# Zebra Danios and Mollies? Together?



## ZebraDanio12 (Jun 17, 2011)

I have 8 Zebra Danios in a 10 gallon tank and I was wondering if it would be ok to add at least two mollies in the tank. I want to get the spotted Dalmation looking ones. WOuld that be over crowding? Or just require more water changing?


----------



## egoreise (Mar 16, 2011)

Both will breed like crazy, so if it's not crowded, it soon will be...


----------



## PhsychoFish (Apr 10, 2011)

mollies like brackish water to be truly healthy; i don't know about zebra danios...


----------



## TheOldSalt (Jan 28, 2005)

It can work, but it won't be an ideal situation by any means. You'll have to keep the water clean and contend with fry, and yes, the mollies will prefer harder, saltier water than the danios would stand.


----------



## ZebraDanio12 (Jun 17, 2011)

egoreise said:


> Both will breed like crazy, so if it's not crowded, it soon will be...


Yeah...one of my Zebra's is carrying eggs.
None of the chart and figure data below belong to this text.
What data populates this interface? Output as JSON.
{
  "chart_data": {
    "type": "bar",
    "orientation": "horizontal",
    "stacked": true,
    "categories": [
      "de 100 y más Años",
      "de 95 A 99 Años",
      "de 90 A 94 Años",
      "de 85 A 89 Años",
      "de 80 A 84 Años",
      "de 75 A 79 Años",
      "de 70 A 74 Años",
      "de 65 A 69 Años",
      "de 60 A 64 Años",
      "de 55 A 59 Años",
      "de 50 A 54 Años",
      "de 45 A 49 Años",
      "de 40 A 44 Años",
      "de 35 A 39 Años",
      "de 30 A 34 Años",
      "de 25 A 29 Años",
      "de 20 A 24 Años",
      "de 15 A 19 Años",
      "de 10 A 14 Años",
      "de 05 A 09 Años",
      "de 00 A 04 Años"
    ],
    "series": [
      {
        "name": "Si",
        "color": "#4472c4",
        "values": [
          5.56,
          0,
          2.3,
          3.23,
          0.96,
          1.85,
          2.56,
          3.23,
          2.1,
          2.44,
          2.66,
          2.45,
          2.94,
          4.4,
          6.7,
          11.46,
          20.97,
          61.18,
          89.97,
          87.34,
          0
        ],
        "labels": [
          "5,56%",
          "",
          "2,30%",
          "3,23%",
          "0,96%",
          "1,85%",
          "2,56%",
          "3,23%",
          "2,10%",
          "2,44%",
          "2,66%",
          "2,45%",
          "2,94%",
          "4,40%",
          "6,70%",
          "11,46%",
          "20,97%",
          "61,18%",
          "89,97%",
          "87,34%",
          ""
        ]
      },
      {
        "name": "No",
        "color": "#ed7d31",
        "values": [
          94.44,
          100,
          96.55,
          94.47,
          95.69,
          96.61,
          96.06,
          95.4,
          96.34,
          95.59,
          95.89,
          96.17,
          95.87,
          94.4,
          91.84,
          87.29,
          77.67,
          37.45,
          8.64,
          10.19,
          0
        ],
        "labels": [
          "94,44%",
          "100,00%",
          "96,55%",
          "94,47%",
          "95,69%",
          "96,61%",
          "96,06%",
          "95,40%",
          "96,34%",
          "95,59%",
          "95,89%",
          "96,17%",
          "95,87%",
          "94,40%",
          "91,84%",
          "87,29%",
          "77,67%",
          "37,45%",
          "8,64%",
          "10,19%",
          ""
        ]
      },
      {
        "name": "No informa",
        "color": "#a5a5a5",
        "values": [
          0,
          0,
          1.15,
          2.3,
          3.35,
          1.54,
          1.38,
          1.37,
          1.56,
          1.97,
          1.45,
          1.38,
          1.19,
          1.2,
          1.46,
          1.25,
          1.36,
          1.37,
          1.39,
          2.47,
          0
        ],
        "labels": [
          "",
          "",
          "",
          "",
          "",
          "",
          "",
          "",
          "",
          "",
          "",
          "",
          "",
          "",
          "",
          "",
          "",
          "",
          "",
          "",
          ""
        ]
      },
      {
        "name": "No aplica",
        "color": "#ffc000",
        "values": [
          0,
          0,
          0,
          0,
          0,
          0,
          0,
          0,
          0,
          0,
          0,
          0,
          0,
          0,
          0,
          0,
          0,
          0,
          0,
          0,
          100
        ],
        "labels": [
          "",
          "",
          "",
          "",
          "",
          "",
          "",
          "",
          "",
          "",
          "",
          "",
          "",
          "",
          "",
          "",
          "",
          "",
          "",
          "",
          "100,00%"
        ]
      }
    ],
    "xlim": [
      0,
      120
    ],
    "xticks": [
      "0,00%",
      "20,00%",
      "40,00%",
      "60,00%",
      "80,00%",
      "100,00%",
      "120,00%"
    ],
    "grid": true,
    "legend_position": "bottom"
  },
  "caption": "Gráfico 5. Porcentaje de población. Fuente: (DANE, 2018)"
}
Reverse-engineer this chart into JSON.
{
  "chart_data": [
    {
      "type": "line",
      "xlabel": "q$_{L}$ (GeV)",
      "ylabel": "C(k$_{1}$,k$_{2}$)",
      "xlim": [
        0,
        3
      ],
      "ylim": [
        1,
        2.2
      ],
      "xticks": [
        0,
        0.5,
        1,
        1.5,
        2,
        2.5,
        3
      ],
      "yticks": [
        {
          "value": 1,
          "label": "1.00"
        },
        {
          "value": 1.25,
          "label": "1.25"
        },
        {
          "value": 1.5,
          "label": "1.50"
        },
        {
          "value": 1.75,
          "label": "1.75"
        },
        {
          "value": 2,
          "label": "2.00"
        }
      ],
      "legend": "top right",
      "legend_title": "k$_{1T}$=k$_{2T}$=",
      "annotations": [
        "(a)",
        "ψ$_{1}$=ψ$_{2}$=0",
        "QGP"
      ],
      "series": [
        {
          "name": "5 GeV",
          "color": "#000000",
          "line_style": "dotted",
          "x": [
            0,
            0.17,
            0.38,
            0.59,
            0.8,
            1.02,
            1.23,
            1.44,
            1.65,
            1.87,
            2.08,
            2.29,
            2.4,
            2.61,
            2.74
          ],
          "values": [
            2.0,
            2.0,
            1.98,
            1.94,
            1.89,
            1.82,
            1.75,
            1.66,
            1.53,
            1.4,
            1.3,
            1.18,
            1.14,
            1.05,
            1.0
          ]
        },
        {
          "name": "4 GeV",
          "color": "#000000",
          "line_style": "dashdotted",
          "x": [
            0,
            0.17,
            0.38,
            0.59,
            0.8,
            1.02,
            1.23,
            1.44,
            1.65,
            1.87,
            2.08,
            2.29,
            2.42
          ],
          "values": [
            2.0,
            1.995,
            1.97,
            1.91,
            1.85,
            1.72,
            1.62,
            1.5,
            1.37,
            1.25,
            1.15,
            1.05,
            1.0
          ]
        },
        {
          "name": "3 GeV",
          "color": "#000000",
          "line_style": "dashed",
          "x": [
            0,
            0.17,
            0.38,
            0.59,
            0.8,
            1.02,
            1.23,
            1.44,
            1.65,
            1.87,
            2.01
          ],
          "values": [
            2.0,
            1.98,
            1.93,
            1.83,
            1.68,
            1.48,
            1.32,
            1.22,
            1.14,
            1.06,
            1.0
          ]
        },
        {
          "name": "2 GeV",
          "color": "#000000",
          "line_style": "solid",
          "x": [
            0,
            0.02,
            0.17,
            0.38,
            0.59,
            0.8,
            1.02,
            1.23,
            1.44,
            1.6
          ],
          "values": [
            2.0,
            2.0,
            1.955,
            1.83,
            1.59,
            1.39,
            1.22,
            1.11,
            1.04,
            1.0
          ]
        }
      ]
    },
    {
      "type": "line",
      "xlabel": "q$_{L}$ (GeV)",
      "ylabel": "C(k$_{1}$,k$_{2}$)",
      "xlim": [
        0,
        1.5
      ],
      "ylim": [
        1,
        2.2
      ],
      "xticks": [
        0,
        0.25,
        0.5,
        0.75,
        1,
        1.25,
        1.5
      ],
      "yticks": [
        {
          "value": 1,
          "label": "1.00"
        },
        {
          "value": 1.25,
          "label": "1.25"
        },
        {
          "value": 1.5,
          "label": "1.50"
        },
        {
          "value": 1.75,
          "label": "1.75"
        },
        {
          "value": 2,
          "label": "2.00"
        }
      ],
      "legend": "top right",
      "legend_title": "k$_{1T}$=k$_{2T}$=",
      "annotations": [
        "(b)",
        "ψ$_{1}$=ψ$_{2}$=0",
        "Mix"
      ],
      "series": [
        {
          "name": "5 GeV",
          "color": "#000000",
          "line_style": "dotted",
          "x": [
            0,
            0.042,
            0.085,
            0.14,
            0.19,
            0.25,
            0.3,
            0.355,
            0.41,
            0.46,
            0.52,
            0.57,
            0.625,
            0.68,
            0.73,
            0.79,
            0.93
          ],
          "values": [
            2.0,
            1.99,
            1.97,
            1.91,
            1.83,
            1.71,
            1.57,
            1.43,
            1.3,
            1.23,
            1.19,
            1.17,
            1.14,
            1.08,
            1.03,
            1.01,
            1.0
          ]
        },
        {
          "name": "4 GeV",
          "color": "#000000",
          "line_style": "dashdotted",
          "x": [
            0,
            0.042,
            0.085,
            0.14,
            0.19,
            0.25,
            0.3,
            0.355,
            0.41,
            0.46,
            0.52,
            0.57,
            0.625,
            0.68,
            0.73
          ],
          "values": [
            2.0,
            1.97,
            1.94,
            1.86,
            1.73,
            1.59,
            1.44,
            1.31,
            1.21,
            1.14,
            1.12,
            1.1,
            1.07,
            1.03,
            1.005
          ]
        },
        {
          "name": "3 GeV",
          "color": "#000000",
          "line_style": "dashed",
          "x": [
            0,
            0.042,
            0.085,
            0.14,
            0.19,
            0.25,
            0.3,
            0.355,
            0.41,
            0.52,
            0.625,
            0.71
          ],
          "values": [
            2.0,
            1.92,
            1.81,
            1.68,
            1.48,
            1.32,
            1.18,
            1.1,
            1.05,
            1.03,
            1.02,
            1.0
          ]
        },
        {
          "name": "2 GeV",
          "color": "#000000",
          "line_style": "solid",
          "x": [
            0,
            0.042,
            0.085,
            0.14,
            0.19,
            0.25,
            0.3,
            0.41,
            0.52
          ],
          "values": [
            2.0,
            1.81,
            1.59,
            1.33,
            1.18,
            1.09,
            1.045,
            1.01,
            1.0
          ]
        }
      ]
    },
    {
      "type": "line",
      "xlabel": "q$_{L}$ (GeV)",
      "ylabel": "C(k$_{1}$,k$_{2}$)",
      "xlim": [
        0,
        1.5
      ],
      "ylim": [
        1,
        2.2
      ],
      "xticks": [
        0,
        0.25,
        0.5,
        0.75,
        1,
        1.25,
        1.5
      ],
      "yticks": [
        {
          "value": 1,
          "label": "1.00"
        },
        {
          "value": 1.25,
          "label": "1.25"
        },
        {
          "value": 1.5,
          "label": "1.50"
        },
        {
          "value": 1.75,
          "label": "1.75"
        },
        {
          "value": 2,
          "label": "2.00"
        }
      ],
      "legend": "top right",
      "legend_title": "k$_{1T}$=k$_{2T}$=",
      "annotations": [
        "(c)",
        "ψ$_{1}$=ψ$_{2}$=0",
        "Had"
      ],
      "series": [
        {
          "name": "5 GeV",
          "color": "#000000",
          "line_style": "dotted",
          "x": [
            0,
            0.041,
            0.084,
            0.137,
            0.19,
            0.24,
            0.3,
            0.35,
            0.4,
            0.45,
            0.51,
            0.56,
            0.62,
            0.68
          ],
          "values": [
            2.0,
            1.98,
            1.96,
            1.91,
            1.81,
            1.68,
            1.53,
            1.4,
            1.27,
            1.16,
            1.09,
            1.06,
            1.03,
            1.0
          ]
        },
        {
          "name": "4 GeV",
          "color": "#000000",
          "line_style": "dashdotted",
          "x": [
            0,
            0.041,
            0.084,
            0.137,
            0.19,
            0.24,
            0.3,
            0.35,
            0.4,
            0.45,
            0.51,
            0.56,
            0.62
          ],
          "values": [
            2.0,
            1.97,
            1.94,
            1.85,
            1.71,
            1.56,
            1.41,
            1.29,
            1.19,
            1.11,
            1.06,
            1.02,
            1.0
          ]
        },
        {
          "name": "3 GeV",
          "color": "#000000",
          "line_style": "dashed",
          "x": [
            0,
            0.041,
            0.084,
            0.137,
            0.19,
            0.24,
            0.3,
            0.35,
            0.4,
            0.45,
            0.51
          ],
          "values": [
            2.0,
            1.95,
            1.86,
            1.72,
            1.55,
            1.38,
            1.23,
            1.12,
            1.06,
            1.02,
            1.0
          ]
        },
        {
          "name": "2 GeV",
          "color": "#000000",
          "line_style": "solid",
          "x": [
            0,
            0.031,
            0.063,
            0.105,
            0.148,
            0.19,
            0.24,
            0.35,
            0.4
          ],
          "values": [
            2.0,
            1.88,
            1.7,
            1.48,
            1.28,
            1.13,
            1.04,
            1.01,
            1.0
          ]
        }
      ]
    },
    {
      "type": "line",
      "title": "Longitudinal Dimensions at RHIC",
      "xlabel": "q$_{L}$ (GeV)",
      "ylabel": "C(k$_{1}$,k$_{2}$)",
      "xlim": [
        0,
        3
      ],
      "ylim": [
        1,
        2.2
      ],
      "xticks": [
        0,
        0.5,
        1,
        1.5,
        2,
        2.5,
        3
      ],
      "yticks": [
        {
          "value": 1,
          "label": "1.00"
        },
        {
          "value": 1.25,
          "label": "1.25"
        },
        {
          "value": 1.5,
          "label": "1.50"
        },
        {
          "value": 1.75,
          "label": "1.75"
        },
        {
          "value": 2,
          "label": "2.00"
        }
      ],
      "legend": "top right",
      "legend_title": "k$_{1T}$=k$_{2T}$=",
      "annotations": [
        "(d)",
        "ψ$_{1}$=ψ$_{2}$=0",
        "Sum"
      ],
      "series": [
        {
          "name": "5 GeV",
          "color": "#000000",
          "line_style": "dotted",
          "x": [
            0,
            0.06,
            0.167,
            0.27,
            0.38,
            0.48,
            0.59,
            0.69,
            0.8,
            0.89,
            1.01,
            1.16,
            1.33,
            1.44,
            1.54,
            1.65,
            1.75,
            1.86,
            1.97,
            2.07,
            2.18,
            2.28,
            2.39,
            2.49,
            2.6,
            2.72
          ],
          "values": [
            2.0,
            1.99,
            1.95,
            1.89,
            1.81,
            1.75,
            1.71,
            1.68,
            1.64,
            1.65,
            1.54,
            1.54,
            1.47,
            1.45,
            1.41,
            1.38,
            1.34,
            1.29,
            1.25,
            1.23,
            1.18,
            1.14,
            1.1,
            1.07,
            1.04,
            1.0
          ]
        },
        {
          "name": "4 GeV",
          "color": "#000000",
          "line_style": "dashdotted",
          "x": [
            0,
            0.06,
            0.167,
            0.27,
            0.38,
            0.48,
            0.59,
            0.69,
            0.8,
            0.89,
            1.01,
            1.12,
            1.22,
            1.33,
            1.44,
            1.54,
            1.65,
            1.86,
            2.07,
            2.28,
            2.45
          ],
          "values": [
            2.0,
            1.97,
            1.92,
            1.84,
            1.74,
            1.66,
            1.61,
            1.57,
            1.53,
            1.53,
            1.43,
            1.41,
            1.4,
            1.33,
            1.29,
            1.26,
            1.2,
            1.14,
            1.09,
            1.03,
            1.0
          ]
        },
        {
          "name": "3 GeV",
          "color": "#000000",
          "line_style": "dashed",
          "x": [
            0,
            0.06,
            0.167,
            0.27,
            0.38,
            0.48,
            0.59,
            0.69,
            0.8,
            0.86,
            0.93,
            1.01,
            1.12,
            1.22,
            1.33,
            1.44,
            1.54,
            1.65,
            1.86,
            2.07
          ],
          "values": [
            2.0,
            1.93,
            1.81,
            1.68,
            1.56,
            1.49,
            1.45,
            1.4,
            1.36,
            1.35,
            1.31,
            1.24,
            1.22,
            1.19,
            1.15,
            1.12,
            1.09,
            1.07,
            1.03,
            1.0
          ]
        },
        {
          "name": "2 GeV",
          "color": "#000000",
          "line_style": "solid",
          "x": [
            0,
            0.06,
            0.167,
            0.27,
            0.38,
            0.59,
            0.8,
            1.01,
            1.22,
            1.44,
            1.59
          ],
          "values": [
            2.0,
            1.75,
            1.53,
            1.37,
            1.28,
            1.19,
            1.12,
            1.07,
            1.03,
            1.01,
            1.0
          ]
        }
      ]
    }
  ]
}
But they will mostly likely all get eatin...So..


----------



## ZebraDanio12 (Jun 17, 2011)

TheOldSalt said:


> It can work, but it won't be an ideal situation by any means. You'll have to keep the water clean and contend with fry, and yes, the mollies will prefer harder, saltier water than the danios would stand.


I have well water, so I don't have to really keep up much with ph and stuff like that as much as i would have to will city water...How do I need to keep the water? And with fry...one of my zebras is full of eggs and some others look that they are getting there.


----------



## TheOldSalt (Jan 28, 2005)

If you want to mix danios and mollies, then aim for a pH of 7.6. That's minimally acceptable for both.


----------



## Zane_uverworld (Jun 19, 2011)

*10 gallon= like a large person sleeping on a pillow.*

i suggest you buy at least a 30 gallon long for your danios. I know it's recommended at 20 but i think they just need more space. I've always believed in under stocking or at least letting the fish have room. If you returned the danios you could have a nice near brackish water molly aquarium  . by near brackish i mean you use a little more aquarium salt than usual.


----------